What does a typical writing day look like for you?
Because I have a full-time teaching job and a family, I have to protect my writing time carefully. I try to designate certain days during the week where I have a 3-4 hour block of time with nothing else going on, because that’s as long as I can write in a day.
I write in the mornings, primarily, from around 9am to 1pm, and then sometimes come back in the afternoon if there’s nothing else going on. But it’s always a struggle, because there’s no end to the tasks a household and family and job requires! I could easily spend all my time doing things OTHER than writing.
In terms of the other details of my writing routine: I use a large monitor rather than staring at a laptop screen, because it’s better for my eyes and posture. I’m always surprised at the number of writers who work on laptops. Monitors are relatively inexpensive—it’s worth the investment! And I always listen to music while working. I’m a huge jazz fan, and I have playlists of thousands of songs that I can shuffle for hours or even days without playing anything twice.
Keith Jarrett is one musician who’s a constant companion of mine, because his solos are long—a single song might take fifteen or even twenty minutes. That helps focus my attention. I tend to like improvisers who are consistent and subtle while I’m working: Paul Desmond, Lee Konitz, Jim Hall, Bill Evans, Brad Mehldau.
Do you have a target word count that you like to hit each day?
No, but of course I have word counts in mind for a project, so I do pay attention to those. Just not on a day-to-day basis.
How did the COVID-19 pandemic and lockdowns affect your routine?

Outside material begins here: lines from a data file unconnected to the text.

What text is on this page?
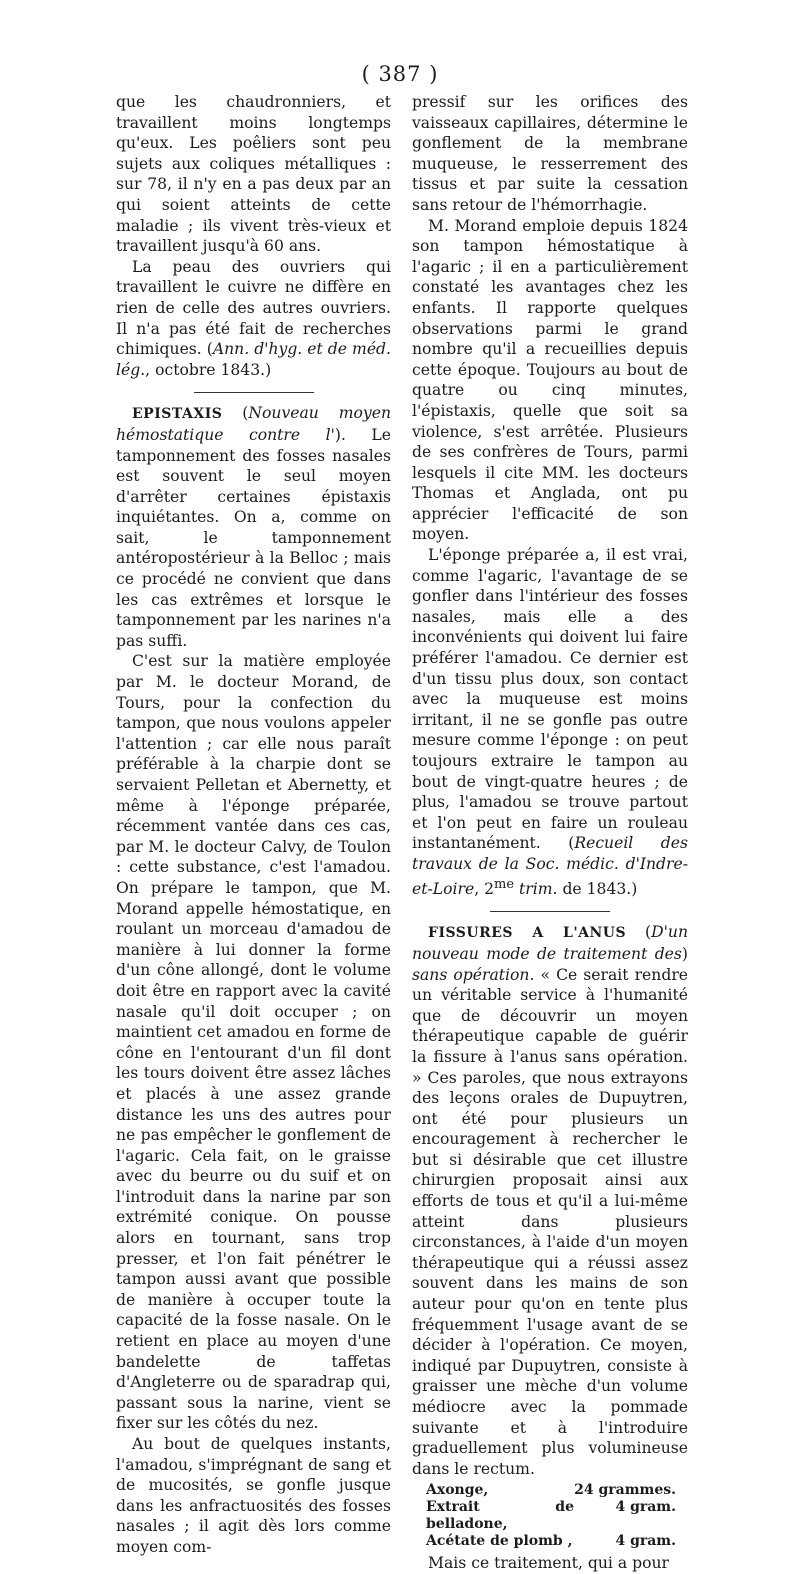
( 387 )

que les chaudronniers, et travaillent moins longtemps qu'eux. Les poêliers sont peu sujets aux coliques métalliques : sur 78, il n'y en a pas deux par an qui soient atteints de cette maladie ; ils vivent très-vieux et travaillent jusqu'à 60 ans.

La peau des ouvriers qui travaillent le cuivre ne diffère en rien de celle des autres ouvriers. Il n'a pas été fait de recherches chimiques. (Ann. d'hyg. et de méd. lég., octobre 1843.)

EPISTAXIS (Nouveau moyen hémostatique contre l'). Le tamponnement des fosses nasales est souvent le seul moyen d'arrêter certaines épistaxis inquiétantes. On a, comme on sait, le tamponnement antéropostérieur à la Belloc ; mais ce procédé ne convient que dans les cas extrêmes et lorsque le tamponnement par les narines n'a pas suffi.

C'est sur la matière employée par M. le docteur Morand, de Tours, pour la confection du tampon, que nous voulons appeler l'attention ; car elle nous paraît préférable à la charpie dont se servaient Pelletan et Abernetty, et même à l'éponge préparée, récemment vantée dans ces cas, par M. le docteur Calvy, de Toulon : cette substance, c'est l'amadou. On prépare le tampon, que M. Morand appelle hémostatique, en roulant un morceau d'amadou de manière à lui donner la forme d'un cône allongé, dont le volume doit être en rapport avec la cavité nasale qu'il doit occuper ; on maintient cet amadou en forme de cône en l'entourant d'un fil dont les tours doivent être assez lâches et placés à une assez grande distance les uns des autres pour ne pas empêcher le gonflement de l'agaric. Cela fait, on le graisse avec du beurre ou du suif et on l'introduit dans la narine par son extrémité conique. On pousse alors en tournant, sans trop presser, et l'on fait pénétrer le tampon aussi avant que possible de manière à occuper toute la capacité de la fosse nasale. On le retient en place au moyen d'une bandelette de taffetas d'Angleterre ou de sparadrap qui, passant sous la narine, vient se fixer sur les côtés du nez.

Au bout de quelques instants, l'amadou, s'imprégnant de sang et de mucosités, se gonfle jusque dans les anfractuosités des fosses nasales ; il agit dès lors comme moyen com-

pressif sur les orifices des vaisseaux capillaires, détermine le gonflement de la membrane muqueuse, le resserrement des tissus et par suite la cessation sans retour de l'hémorrhagie.

M. Morand emploie depuis 1824 son tampon hémostatique à l'agaric ; il en a particulièrement constaté les avantages chez les enfants. Il rapporte quelques observations parmi le grand nombre qu'il a recueillies depuis cette époque. Toujours au bout de quatre ou cinq minutes, l'épistaxis, quelle que soit sa violence, s'est arrêtée. Plusieurs de ses confrères de Tours, parmi lesquels il cite MM. les docteurs Thomas et Anglada, ont pu apprécier l'efficacité de son moyen.

L'éponge préparée a, il est vrai, comme l'agaric, l'avantage de se gonfler dans l'intérieur des fosses nasales, mais elle a des inconvénients qui doivent lui faire préférer l'amadou. Ce dernier est d'un tissu plus doux, son contact avec la muqueuse est moins irritant, il ne se gonfle pas outre mesure comme l'éponge : on peut toujours extraire le tampon au bout de vingt-quatre heures ; de plus, l'amadou se trouve partout et l'on peut en faire un rouleau instantanément. (Recueil des travaux de la Soc. médic. d'Indre-et-Loire, $2^{me}$ trim. de 1843.)

FISSURES A L'ANUS (D'un nouveau mode de traitement des) sans opération. « Ce serait rendre un véritable service à l'humanité que de découvrir un moyen thérapeutique capable de guérir la fissure à l'anus sans opération. » Ces paroles, que nous extrayons des leçons orales de Dupuytren, ont été pour plusieurs un encouragement à rechercher le but si désirable que cet illustre chirurgien proposait ainsi aux efforts de tous et qu'il a lui-même atteint dans plusieurs circonstances, à l'aide d'un moyen thérapeutique qui a réussi assez souvent dans les mains de son auteur pour qu'on en tente plus fréquemment l'usage avant de se décider à l'opération. Ce moyen, indiqué par Dupuytren, consiste à graisser une mèche d'un volume médiocre avec la pommade suivante et à l'introduire graduellement plus volumineuse dans le rectum.

Axonge,	24 grammes.
Extrait de belladone,
4 gram.
Acétate de plomb ,	4 gram.

Mais ce traitement, qui a pour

I was very lucky to be on leave during the spring 2020 semester, so I didn’t have to transition abruptly to online teaching; instead I spent that time working intensively on finishing my novel, The New Earth (forthcoming from Ecco in March 2023). But that was really only possible because my kids were old enough to manage online school without an enormous amount of help. If they had been younger, or if my partner hadn’t also been on leave, I wouldn’t have been able to work at all.
I’ve always been very consistent about my routine, and thankfully that stayed the case throughout the early phase of the pandemic. Writing (when I’m in the middle of working on a book) is a real anchor for me, psychologically. Publishing, once the book is done, is much more stressful!
What does your writing workspace look like?
I’m very fortunate to have two permanent workspaces, one in my apartment in New York (which is tiny) and one in my house in Vermont, which is much larger. The crucial aspect for me is that I always have to be facing a window. I can’t work facing a wall. I need speakers and headphones for listening to music, and I need to have a place for a tea cup that avoids spilling on my computer (every writer probably has a disastrous story about spilling hot liquid on a computer, and mine is really bad).
Another bit of advice I would give is that multiple backup systems are crucial. I use Time Machine (backed up to an external hard disk) and Dropbox. Never trust the cloud, and never trust external disks, and never assume your computer’s hard disk can be recovered. Redundant systems are crucial.